🤖 AI Summary
This study investigates fundamental bottlenecks in AI agents’ ability to autonomously perform long-horizon, multi-file, enterprise-scale software engineering tasks. Method: We introduce SWE-Bench Pro—a rigorously constructed, high-difficulty benchmark comprising 1,865 real-world maintenance tasks—featuring the first evaluation framework explicitly designed for “long-horizon” enterprise development. It partitions tasks into public, hidden, and commercial subsets to balance contamination resistance and real-world representativeness. All tasks undergo human validation and context augmentation to ensure solvability, and we conduct systematic, controlled evaluations of leading code foundation models within a unified agent framework, complemented by failure-mode clustering analysis.

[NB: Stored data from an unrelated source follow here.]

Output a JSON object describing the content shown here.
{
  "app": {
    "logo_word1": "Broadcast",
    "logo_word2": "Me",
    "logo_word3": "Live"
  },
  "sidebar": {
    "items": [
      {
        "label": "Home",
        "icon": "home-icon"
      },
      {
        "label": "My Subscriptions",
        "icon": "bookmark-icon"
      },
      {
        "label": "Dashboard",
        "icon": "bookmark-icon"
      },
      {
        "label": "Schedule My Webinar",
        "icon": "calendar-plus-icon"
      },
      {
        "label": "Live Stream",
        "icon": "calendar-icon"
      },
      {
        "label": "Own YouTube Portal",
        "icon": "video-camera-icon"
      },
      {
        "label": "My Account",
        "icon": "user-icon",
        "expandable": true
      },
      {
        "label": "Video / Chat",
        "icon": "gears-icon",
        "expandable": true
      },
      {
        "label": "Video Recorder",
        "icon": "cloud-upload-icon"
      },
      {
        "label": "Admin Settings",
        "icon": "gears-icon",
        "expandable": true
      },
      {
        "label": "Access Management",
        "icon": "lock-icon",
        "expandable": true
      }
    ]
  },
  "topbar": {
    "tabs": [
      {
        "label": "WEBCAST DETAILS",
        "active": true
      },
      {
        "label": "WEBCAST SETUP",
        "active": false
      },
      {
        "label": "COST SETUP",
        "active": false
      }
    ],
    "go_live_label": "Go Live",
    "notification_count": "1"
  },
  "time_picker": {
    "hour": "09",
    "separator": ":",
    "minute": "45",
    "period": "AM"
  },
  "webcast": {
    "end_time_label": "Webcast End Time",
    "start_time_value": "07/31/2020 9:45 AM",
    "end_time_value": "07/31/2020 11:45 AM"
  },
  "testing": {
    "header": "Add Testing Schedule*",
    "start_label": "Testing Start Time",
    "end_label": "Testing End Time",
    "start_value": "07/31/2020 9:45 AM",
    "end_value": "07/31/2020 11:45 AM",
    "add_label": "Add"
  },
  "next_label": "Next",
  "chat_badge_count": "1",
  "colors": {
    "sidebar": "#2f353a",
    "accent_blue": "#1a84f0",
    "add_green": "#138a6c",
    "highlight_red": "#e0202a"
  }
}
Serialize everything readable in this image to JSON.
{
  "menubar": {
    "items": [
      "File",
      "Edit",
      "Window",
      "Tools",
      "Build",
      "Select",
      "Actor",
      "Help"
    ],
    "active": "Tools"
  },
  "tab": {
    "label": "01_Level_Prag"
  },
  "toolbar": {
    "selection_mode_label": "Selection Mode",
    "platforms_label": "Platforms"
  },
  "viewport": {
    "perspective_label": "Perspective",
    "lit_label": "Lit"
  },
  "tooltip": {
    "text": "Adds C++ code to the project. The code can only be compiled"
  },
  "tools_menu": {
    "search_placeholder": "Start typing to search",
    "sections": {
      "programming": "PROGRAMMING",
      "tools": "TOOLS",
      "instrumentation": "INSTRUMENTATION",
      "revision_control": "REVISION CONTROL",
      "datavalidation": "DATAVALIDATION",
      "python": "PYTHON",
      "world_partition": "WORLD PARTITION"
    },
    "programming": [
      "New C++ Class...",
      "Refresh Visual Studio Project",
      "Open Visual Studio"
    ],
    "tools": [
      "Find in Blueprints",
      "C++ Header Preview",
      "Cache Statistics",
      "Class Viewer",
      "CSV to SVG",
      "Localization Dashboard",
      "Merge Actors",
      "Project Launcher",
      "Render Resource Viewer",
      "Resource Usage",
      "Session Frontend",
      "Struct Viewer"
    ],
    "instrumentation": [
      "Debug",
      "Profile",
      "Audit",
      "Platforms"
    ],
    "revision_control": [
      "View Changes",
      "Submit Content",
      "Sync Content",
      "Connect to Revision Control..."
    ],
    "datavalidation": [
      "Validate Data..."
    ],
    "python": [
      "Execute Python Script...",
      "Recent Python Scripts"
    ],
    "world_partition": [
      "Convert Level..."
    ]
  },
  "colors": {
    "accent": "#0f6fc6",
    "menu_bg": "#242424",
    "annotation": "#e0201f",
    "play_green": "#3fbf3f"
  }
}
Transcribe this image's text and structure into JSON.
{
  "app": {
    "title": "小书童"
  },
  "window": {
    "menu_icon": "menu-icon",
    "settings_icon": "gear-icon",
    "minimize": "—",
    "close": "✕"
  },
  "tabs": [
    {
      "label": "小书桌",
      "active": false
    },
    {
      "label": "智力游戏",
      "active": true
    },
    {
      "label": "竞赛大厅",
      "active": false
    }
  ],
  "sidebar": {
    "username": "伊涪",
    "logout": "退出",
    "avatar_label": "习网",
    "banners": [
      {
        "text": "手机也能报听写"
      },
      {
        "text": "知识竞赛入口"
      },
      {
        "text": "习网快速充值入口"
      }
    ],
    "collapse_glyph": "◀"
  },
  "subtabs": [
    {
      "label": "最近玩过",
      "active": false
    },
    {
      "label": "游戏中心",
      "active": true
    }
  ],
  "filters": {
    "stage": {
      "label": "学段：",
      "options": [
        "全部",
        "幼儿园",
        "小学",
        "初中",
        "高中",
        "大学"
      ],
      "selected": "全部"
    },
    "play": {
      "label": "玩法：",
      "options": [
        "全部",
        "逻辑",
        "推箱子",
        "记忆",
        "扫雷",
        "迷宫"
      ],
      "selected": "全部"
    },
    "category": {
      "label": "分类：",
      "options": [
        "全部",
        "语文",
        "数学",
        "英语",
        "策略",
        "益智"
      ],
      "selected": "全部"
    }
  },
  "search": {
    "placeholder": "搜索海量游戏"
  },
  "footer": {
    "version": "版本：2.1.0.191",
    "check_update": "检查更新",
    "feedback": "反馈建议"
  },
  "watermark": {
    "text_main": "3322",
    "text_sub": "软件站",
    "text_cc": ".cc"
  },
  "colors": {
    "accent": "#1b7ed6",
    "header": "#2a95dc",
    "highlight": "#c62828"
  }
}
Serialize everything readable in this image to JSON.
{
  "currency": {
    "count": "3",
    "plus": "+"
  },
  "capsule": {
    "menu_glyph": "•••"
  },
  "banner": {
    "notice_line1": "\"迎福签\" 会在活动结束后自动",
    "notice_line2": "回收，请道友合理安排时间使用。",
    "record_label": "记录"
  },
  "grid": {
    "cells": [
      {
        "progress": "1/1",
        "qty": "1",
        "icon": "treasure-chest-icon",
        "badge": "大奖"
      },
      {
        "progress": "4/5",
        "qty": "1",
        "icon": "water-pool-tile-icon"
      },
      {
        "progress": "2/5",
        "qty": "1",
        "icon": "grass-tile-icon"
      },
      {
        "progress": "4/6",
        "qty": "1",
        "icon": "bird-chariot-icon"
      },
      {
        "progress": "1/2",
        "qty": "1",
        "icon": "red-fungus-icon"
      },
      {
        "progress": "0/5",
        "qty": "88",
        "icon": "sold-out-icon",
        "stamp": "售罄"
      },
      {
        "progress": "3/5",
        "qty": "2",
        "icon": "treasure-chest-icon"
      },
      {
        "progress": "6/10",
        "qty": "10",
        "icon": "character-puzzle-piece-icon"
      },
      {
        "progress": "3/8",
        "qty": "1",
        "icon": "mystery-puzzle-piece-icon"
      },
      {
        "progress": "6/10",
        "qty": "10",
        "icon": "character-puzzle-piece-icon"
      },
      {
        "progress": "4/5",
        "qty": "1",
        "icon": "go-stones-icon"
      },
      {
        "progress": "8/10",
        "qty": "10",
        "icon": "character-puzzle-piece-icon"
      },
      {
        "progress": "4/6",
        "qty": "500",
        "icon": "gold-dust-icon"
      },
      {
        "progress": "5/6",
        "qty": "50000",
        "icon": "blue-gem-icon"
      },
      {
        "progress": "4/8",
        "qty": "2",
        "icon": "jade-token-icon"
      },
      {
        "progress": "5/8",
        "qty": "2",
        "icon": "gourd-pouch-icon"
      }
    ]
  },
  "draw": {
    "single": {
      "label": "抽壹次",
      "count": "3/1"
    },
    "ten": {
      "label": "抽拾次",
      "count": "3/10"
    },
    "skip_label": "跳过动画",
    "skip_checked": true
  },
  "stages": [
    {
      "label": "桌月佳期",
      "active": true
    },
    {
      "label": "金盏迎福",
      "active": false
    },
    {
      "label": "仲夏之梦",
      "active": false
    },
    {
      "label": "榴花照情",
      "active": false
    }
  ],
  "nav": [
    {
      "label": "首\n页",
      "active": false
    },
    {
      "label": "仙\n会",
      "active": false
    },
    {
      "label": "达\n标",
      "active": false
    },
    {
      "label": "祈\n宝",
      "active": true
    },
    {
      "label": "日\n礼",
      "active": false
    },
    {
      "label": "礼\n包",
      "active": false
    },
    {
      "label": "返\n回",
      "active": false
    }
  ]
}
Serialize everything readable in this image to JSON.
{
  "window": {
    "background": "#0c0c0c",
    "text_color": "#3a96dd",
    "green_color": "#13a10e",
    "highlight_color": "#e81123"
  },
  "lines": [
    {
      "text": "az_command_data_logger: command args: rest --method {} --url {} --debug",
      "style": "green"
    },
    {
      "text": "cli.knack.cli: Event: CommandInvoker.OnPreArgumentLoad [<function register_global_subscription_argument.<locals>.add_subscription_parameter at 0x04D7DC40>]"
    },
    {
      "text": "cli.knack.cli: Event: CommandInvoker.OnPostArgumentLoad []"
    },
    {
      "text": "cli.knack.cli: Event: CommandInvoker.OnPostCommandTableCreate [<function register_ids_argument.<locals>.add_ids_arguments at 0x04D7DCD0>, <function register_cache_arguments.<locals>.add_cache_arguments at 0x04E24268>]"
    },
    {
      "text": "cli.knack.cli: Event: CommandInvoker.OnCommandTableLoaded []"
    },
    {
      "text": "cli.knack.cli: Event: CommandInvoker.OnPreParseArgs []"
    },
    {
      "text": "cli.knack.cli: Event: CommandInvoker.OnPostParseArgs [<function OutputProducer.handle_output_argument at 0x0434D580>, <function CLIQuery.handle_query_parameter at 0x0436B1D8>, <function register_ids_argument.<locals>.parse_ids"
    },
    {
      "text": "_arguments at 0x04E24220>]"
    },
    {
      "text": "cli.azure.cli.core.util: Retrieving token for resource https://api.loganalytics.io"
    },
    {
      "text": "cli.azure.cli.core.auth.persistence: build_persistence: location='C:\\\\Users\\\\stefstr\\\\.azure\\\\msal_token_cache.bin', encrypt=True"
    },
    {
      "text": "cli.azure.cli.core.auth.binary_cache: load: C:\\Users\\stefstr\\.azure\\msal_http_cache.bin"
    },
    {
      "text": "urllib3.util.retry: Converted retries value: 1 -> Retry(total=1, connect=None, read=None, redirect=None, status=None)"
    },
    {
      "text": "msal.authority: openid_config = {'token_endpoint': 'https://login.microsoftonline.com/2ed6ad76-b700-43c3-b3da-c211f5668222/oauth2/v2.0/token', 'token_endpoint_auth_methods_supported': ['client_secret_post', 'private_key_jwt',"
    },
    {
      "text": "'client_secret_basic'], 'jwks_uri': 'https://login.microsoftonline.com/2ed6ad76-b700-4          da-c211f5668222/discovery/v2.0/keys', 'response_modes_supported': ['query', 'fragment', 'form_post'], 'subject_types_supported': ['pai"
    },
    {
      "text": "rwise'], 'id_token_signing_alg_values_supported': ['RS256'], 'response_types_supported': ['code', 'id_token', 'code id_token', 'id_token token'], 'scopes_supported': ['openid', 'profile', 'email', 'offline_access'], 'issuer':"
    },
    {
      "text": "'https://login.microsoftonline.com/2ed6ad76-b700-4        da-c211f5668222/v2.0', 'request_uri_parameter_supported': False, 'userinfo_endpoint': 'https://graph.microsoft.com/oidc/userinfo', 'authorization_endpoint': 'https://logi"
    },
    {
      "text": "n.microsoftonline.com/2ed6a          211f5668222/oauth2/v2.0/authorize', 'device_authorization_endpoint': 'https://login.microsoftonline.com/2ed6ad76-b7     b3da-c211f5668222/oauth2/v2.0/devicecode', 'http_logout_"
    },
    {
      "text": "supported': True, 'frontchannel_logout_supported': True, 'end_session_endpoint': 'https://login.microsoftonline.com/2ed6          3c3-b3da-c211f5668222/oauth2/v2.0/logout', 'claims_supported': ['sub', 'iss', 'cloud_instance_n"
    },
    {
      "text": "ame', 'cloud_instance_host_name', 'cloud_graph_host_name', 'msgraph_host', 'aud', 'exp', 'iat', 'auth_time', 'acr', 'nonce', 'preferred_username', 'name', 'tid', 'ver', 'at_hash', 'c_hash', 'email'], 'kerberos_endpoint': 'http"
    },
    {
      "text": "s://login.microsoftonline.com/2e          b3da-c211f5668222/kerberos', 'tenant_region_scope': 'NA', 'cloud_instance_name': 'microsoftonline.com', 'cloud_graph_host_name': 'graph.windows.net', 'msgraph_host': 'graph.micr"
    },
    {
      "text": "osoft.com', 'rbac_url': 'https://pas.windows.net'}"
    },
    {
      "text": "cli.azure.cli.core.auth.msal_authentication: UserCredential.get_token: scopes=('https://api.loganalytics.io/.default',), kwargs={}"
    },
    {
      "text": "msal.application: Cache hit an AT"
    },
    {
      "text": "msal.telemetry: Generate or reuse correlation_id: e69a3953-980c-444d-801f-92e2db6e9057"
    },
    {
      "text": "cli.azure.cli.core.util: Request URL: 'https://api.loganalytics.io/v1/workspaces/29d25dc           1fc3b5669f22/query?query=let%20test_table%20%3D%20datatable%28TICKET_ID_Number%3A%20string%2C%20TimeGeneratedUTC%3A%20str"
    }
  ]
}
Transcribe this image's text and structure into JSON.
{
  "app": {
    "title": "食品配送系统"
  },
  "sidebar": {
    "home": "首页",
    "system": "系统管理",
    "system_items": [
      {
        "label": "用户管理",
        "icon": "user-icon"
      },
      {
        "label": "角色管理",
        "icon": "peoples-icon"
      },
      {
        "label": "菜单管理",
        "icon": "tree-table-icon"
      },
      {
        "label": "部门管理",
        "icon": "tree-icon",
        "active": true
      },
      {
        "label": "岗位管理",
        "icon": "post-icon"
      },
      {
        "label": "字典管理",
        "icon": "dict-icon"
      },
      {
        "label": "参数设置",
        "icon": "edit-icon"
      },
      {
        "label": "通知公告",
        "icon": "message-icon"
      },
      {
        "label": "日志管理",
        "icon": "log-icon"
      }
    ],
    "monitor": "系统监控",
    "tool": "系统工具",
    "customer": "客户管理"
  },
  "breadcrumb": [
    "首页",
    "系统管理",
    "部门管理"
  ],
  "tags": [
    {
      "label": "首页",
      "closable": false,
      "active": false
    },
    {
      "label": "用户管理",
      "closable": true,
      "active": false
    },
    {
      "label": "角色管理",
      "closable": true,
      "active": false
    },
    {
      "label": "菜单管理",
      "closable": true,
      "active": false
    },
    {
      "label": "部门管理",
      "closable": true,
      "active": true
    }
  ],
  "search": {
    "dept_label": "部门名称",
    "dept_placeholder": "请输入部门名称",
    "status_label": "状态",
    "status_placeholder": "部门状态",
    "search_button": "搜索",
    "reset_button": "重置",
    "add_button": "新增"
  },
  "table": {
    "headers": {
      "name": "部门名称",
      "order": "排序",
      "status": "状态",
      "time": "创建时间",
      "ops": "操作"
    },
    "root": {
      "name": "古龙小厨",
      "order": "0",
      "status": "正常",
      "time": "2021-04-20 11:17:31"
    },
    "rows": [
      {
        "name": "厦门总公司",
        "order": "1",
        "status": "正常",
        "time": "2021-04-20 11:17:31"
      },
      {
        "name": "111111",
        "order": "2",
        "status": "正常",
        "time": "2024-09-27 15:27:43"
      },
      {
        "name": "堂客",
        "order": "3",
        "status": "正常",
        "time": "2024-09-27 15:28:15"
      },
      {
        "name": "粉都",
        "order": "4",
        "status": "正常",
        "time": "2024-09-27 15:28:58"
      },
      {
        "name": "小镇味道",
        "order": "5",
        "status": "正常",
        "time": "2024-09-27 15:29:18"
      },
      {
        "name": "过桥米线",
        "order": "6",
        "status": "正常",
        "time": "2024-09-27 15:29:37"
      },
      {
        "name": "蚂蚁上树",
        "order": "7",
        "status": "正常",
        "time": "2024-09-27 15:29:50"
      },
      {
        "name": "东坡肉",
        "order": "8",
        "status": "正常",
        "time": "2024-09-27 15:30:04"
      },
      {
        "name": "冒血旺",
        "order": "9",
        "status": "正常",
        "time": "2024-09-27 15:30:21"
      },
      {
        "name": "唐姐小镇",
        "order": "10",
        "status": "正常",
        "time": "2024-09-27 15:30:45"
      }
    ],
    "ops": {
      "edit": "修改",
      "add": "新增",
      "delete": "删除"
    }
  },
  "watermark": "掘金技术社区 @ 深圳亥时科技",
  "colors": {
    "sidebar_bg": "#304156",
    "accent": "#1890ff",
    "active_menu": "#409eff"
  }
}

Contribution/Results: Experimental results reveal severe limitations: even the strongest model (GPT-5) achieves only 23.3% Pass@1; mainstream models consistently score below 25%. These findings expose critical gaps in current AI systems’ capacity for autonomous, complex engineering reasoning and execution.
📝 Abstract
We introduce SWE-Bench Pro, a substantially more challenging benchmark that builds upon the best practices of SWE-BENCH [25], but is explicitly designed to capture realistic, complex, enterprise-level problems beyond the scope of SWE-BENCH. SWE-BENCH PRO contains 1,865 problems sourced from a diverse set of 41 actively maintained repositories spanning business applications, B2B services, and developer tools. The benchmark is partitioned into a public set with open access to problems sourced from 11 repositories, a held-out set of 12 repositories and a commercial set of 18 proprietary repositories where we have formal partnership agreements with early-stage startups. Problems in the held-out and the commercial set are not publicly accessible, but we release results on the commercial set. Our benchmark features long-horizon tasks that may require hours to days for a professional software engineer to complete, often involving patches across multiple files and substantial code modifications. All tasks are human-verified and augmented with sufficient context to ensure resolvability. In our evaluation of widely used coding models, under a unified scaffold, we observe that their performance on SWE-Bench PRO remains below 25% (Pass@1), with GPT-5 achieving the highest score to date at 23.3%. To better understand these limitations, we cluster the failure modes observed in the collected agent trajectories for a clearer characterization of the error patterns exhibited by current models. Overall, SWE-BENCH PRO provides a contamination-resistant testbed that more faithfully captures the complexity and diversity of real-world software development, advancing the pursuit of truly autonomous software engineering agents at a professional level.